Pelosi Calls Catholic Bishops “Lobbyists” For Obamacare Concerns

National   |   Steven Ertelt   |   Dec 2, 2011   |   12:20PM   |   Washington, DC

Nancy Pelosi is simply unable to honor the Catholic Church to which she claims to be a member — as she has put her foot in her mouth again by claiming the nation’s Catholic bishops are lobbyists because they oppose an Obamacare mandate.

The Catholic bishops, and a considerable number of pro-life groups, are upset that the Obama administration is considering implementing a new rule regarding Obamacare and whether insurance companies will be forced to include birth control and drugs that can possibly cause abortions under “preventative care.”

The contraception mandate rule has drawn strong opposition from pro-life groups — in part because the religious exemption it contains is very narrow and could force certain Catholic and other religious groups to pay for insurance coverage for employees. They say that violates its conscience rights and religious views because of the birth control coverage and coverage for drugs like the morning after pill and ella that can cause abortions.

At her news briefing yesterday, CNS News asked the House Democratic leader about the mandate.

“In August, HHS issued a proposed regulation under the new health care law that would require that all health care plans cover sterilizations and all FDA-approved contraceptives. The U.S. Catholic bishops have called the regulation an unprecedented attack on religious freedom and have asked HHS to drop it. Do you agree with the bishops?”

Claiming she is a “devout Catholic,” Pelosi said she disagreed with the bishops when they act as “lobbyists.”

“I don’t know if I agree with your characterization of what the HHS put forth,” Pelosi said, “but as a mother of five children in six years, as a devout Catholic, I have great respect for our bishops when they are my pastor. As lobbyists in Washington D.C., we have some areas of disagreement.”

“Again,” she continued, “I don’t understand the proposal as you described it. So, I won’t be able to answer it. But I do think that it’s important for women to have the opportunity to have full reproductive health options available to them and their insurance wherever they receive it. I support the waiver that is there for the churches now. I don’t know the exception as expanded by what you’re saying there.”

The comment about the bishops as “lobbyists” comes after Pelosi bashed the bishops and pro-life Catholics for having “that conscience thing.”

Pelosi says the position is akin to having hospitals “say to a woman, ‘I’m sorry you could die’ if you don’t get an abortion,” she told the Washington Post.

“Those who dispute that characterization “may not like the language,’’ she said, “but the truth is what I said. I’m a devout Catholic and I honor my faith and love it . . . but they have this conscience thing” that the Post said Pelosi “insists put women at physical risk, although Catholic providers strongly disagree.”

Pelosi also defended controversial remarks she made about a bill to prevent Obamacare from funding abortions, where she claimed Republicans “want women to die on the floor.”

“For a moment, I want to get back to what was asked about the issue on the floor today that Mr.
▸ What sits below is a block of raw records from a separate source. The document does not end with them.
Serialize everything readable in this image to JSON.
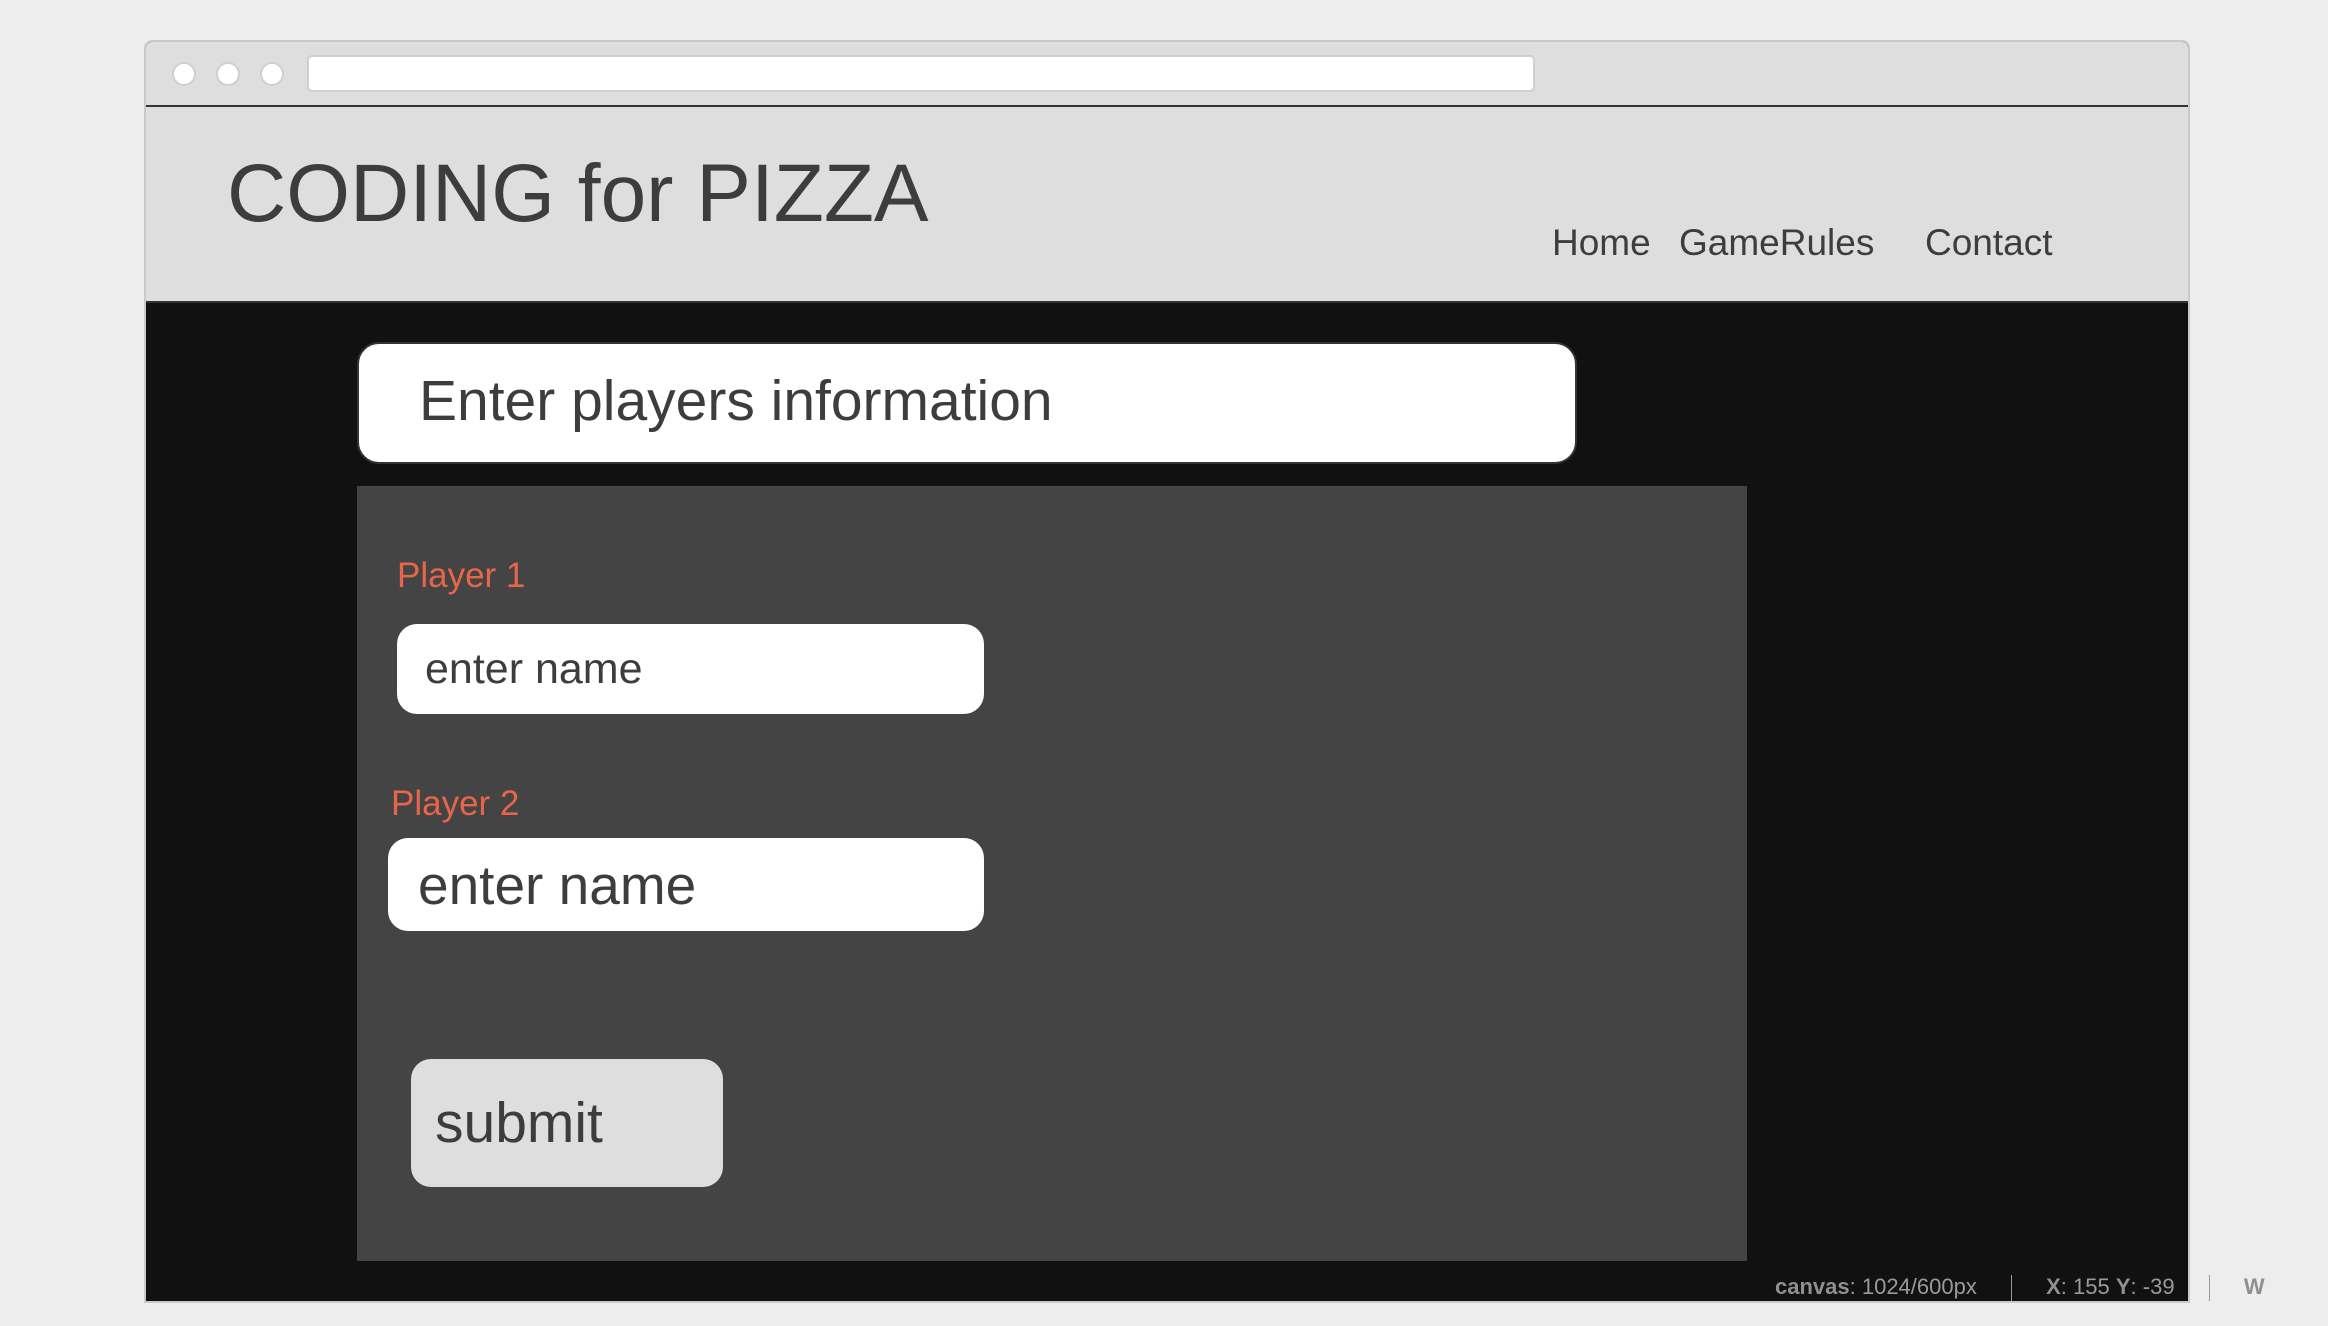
{
  "window": {
    "url": ""
  },
  "header": {
    "brand": "CODING for PIZZA",
    "nav": [
      "Home",
      "GameRules",
      "Contact"
    ]
  },
  "main": {
    "title": "Enter players information",
    "players": [
      {
        "label": "Player 1",
        "placeholder": "enter name",
        "value": ""
      },
      {
        "label": "Player 2",
        "placeholder": "enter name",
        "value": ""
      }
    ],
    "submit_label": "submit"
  },
  "status_bar": {
    "canvas_label": "canvas",
    "canvas_value": ": 1024/600px",
    "x_label": "X",
    "x_value": ": 155",
    "y_label": "Y",
    "y_value": ": -39",
    "w_label": "W"
  },
  "colors": {
    "accent_label": "#e8654a",
    "panel": "#444444",
    "page": "#111111",
    "header": "#dedede"
  }
}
Hoyer address,” Pelosi said. “He made a point and I want to emphasize it. Under this bill, when the Republicans vote for this bill today, they will be voting to say that women can die on the floor and health care providers do not have to intervene if this bill is passed. It’s just appalling.”

She told the Post in a new interview, that she doesn’t think the assessment went to far.

“They would” let women die on the floor, she said. “They would! Again, whatever their intention is, this is the effect.”

Pelosi is bastardizing a portion of the bill that reinstates conscience protections for pro-life medical workers who don’t want to be involved in abortions.

The Protect Life Act makes it clear that no funds authorized or appropriated by the Patient Protection and Affordable Care Act (PPACA), including tax credits and cost-sharing reductions, may be used to pay for abortion or abortion coverage. It specifies that individual people or state or local governments must purchase a separate elective abortion rider or insurance coverage that includes elective abortion but only as long as that is done with private funds and not monies authorized by Obamacare.

The bill also specifies that insurance issuers may offer health plans that include elective abortion and may offer separate elective abortion riders, so long as they ensure PPACA funds are not used for premiums or administrative costs. The bill also clarifies that issuers who offer elective abortion coverage must also offer a qualified health benefits plan that is identical except that it does not cover elective abortion.

The pro-life measure also ensures that state laws “protecting conscience rights, restricting or prohibiting abortion or coverage or funding of abortion, or establishing procedural requirements on abortion” are not abrogated by Obamacare. It also makes it so any state or local governments receiving funding under Obamacare may not subject any health care entity to discrimination or require any health plan to subject any entity to discrimination on the basis that it refuses to undergo abortion training, refuses to require abortion training, refuses to perform or pay for abortions, or refuses to provide abortion referrals.